SOAR: impact and risk assessment (advanced)

In the past, cyber risk assessment focused primarily on protecting ICT assets, machines, network devices, and links. Risk assessment methods concentrate on identifying protected assets, analysing their vulnerabilities, and modelling impacts. Traditional attack trees were adopted in software tools as attack graphs. These enable individuals responsible for network or system security to model the ICT environment and its vulnerabilities in order to determine the paths an attacker might follow when seeking targets to compromise. Attack graphs allow assessment of the probability of attacker progression, potential damages, and the effects of possible countermeasures.

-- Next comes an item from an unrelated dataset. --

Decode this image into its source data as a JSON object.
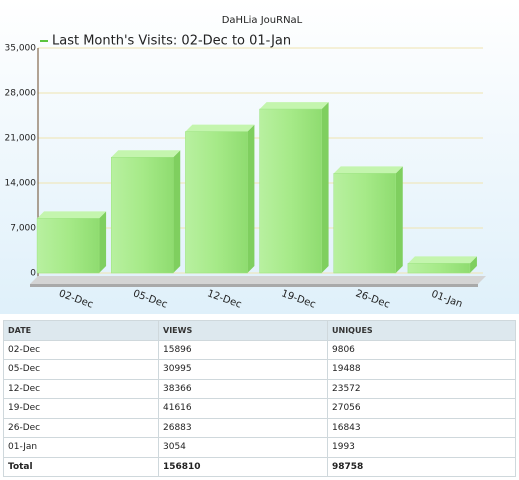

From a business perspective, attack graphs and vulnerability management technologies support risk management and regulatory compliance. As the impacts of cyber attacks grow and may threaten human life or business continuity, regulators mandate protective and detection measures to ensure that cyber risk is appropriately managed. Although many protection techniques are available, ranging from identification and authentication to filtering and firewalls, the complexity and interconnectivity of ICT infrastructure make comprehensive protection against all threats technically or economically infeasible. Cybersecurity thus becomes an economic trade-off between deploying protective measures, accepting risk, and insuring against negative consequences. Cyber insurance has been challenging, but growing interest in the economics of cybersecurity may support the development of cyber insurance models.

Another aspect of attack graphs is their use in countermeasures. Work on countermeasures has focused on technical solutions because they can be activated to block threats. These include, for example, adding or modifying firewall rules to block unwanted traffic, disabling user account privileges, blocking network or system access for suspicious machines, or shutting down a service or machine. Deploying countermeasures requires impact assessment at both asset and business levels. The heavy dependence of business operations on technical systems means that firewall rules or disabled accounts can disrupt operations more severely than the actual attack, at least temporarily. New impact assessment models must consider not only information and communication technology but also the business services they support, in order to assess criticality and the costs incurred by changes in ICT behaviour.